Kamala Devi Harris was born in Oakland, California on 20 October 1964.  Her mother Shyamala Gopalan was a breast cancer scientist who emigrated from Chennai in 1960 to pursue a Doctorate in Endocrinology at UC Berkeley. Her father, Donald J. Harris, is a Stanford University Emeritus Professor of Economics. He emigrated from British Jamaica to the United States in 1961 to pursue his graduate studies in economics at UC Berkeley. Kamala Harris was raised in Berkeley, California, along with her younger sister Maya. Berkeley had a significant black population.

In her formative years, Kamala attended a black Baptist church and also a Hindu temple when she visited her mother’s family in Chennai.

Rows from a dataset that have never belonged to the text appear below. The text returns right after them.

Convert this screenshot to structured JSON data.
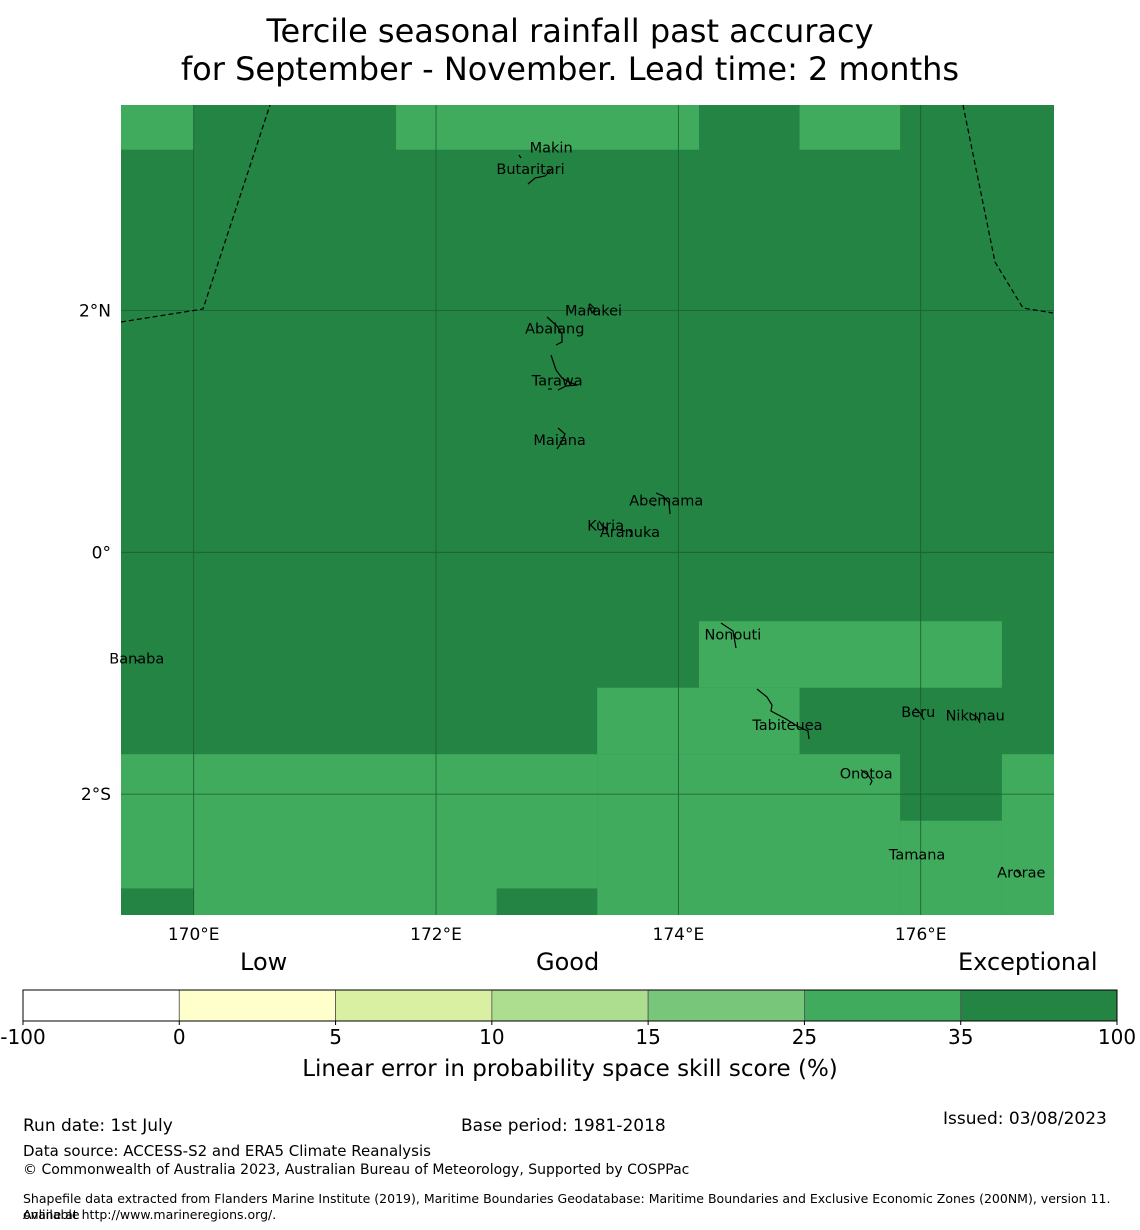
{
  "title": {
    "line1": "Tercile seasonal rainfall past accuracy",
    "line2": "for September - November. Lead time: 2 months"
  },
  "map": {
    "lon_range": [
      169.4,
      177.1
    ],
    "lat_range": [
      -3.0,
      3.7
    ],
    "lon_ticks": [
      {
        "value": 170,
        "label": "170°E"
      },
      {
        "value": 172,
        "label": "172°E"
      },
      {
        "value": 174,
        "label": "174°E"
      },
      {
        "value": 176,
        "label": "176°E"
      }
    ],
    "lat_ticks": [
      {
        "value": 2,
        "label": "2°N"
      },
      {
        "value": 0,
        "label": "0°"
      },
      {
        "value": -2,
        "label": "2°S"
      }
    ],
    "base_color": "#238443",
    "grid": true,
    "skill_regions": [
      {
        "lon": [
          169.4,
          170.0
        ],
        "lat": [
          3.33,
          3.7
        ],
        "category": "25-35"
      },
      {
        "lon": [
          171.67,
          174.17
        ],
        "lat": [
          3.33,
          3.7
        ],
        "category": "25-35"
      },
      {
        "lon": [
          175.0,
          175.83
        ],
        "lat": [
          3.33,
          3.7
        ],
        "category": "25-35"
      },
      {
        "lon": [
          174.17,
          176.67
        ],
        "lat": [
          -1.12,
          -0.57
        ],
        "category": "25-35"
      },
      {
        "lon": [
          173.33,
          175.0
        ],
        "lat": [
          -1.67,
          -1.12
        ],
        "category": "25-35"
      },
      {
        "lon": [
          169.4,
          173.33
        ],
        "lat": [
          -3.0,
          -1.67
        ],
        "category": "25-35"
      },
      {
        "lon": [
          173.33,
          175.83
        ],
        "lat": [
          -3.0,
          -1.67
        ],
        "category": "25-35"
      },
      {
        "lon": [
          175.83,
          176.67
        ],
        "lat": [
          -3.0,
          -2.22
        ],
        "category": "25-35"
      },
      {
        "lon": [
          176.67,
          177.1
        ],
        "lat": [
          -3.0,
          -1.67
        ],
        "category": "25-35"
      },
      {
        "lon": [
          169.4,
          170.0
        ],
        "lat": [
          -3.0,
          -2.78
        ],
        "category": "35-100"
      },
      {
        "lon": [
          172.5,
          173.33
        ],
        "lat": [
          -3.0,
          -2.78
        ],
        "category": "35-100"
      }
    ],
    "islands": [
      {
        "name": "Makin",
        "lon": 172.95,
        "lat": 3.35
      },
      {
        "name": "Butaritari",
        "lon": 172.78,
        "lat": 3.17
      },
      {
        "name": "Marakei",
        "lon": 173.3,
        "lat": 2.0
      },
      {
        "name": "Abaiang",
        "lon": 172.98,
        "lat": 1.85
      },
      {
        "name": "Tarawa",
        "lon": 173.0,
        "lat": 1.42
      },
      {
        "name": "Maiana",
        "lon": 173.02,
        "lat": 0.93
      },
      {
        "name": "Abemama",
        "lon": 173.9,
        "lat": 0.43
      },
      {
        "name": "Kuria",
        "lon": 173.4,
        "lat": 0.22
      },
      {
        "name": "Aranuka",
        "lon": 173.6,
        "lat": 0.17
      },
      {
        "name": "Nonouti",
        "lon": 174.45,
        "lat": -0.68
      },
      {
        "name": "Banaba",
        "lon": 169.53,
        "lat": -0.88
      },
      {
        "name": "Beru",
        "lon": 175.98,
        "lat": -1.32
      },
      {
        "name": "Tabiteuea",
        "lon": 174.9,
        "lat": -1.43
      },
      {
        "name": "Nikunau",
        "lon": 176.45,
        "lat": -1.35
      },
      {
        "name": "Onotoa",
        "lon": 175.55,
        "lat": -1.83
      },
      {
        "name": "Tamana",
        "lon": 175.97,
        "lat": -2.5
      },
      {
        "name": "Arorae",
        "lon": 176.83,
        "lat": -2.65
      }
    ]
  },
  "legend": {
    "categories": [
      "Low",
      "Good",
      "Exceptional"
    ],
    "bins": [
      {
        "range": "-100-0",
        "color": "#ffffff"
      },
      {
        "range": "0-5",
        "color": "#ffffcc"
      },
      {
        "range": "5-10",
        "color": "#d9f0a3"
      },
      {
        "range": "10-15",
        "color": "#addd8e"
      },
      {
        "range": "15-25",
        "color": "#78c679"
      },
      {
        "range": "25-35",
        "color": "#41ab5d"
      },
      {
        "range": "35-100",
        "color": "#238443"
      }
    ],
    "tick_labels": [
      "-100",
      "0",
      "5",
      "10",
      "15",
      "25",
      "35",
      "100"
    ],
    "label": "Linear error in probability space skill score (%)"
  },
  "footer": {
    "run_date": "Run date: 1st July",
    "base_period": "Base period: 1981-2018",
    "issued": "Issued: 03/08/2023",
    "data_source": "Data source: ACCESS-S2 and ERA5 Climate Reanalysis",
    "copyright": "© Commonwealth of Australia 2023, Australian Bureau of Meteorology, Supported by COSPPac",
    "shapefile_line1": "Shapefile data extracted from Flanders Marine Institute (2019), Maritime Boundaries Geodatabase: Maritime Boundaries and Exclusive Economic Zones (200NM), version 11. Available",
    "shapefile_line2": "online at http://www.marineregions.org/."
  }
}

As a result she knows a little bit of Tamil. Her parents were divorced when she was seven. She used to visit her father living in Palo Alto on weekends. However, their neghbours’ children were not allowed to play with them as they were black. 

When she was 12, Kamala and her sister Maya moved with their mother to Montreal, Canada where their mother had accepted a research position at a Jewish General Hospital. She also continued to teach at Macgill University. Kamal attended Westmount High School in Quebec and graduated in 1981. Thereafter she moved to Howard University in Washington DC. Kamala returned to California to study law at the University of California. She earned a doctorate in 1989 and passed the Bar Examination in June 1990.

Kamala fondly remembers her grandfather Gopalan and the long walks she used to take with him on Marina beach. She is married to attorney Douglas Emhoff and they have two stepchildren. Her niece Meena is the founder of the Phenomenal Women Action Campaign. Kamala’s chief-of-staff Rohini is a Sri Lankan origin girl born in the United States. Kamala has written two non-fiction books and one children’s book.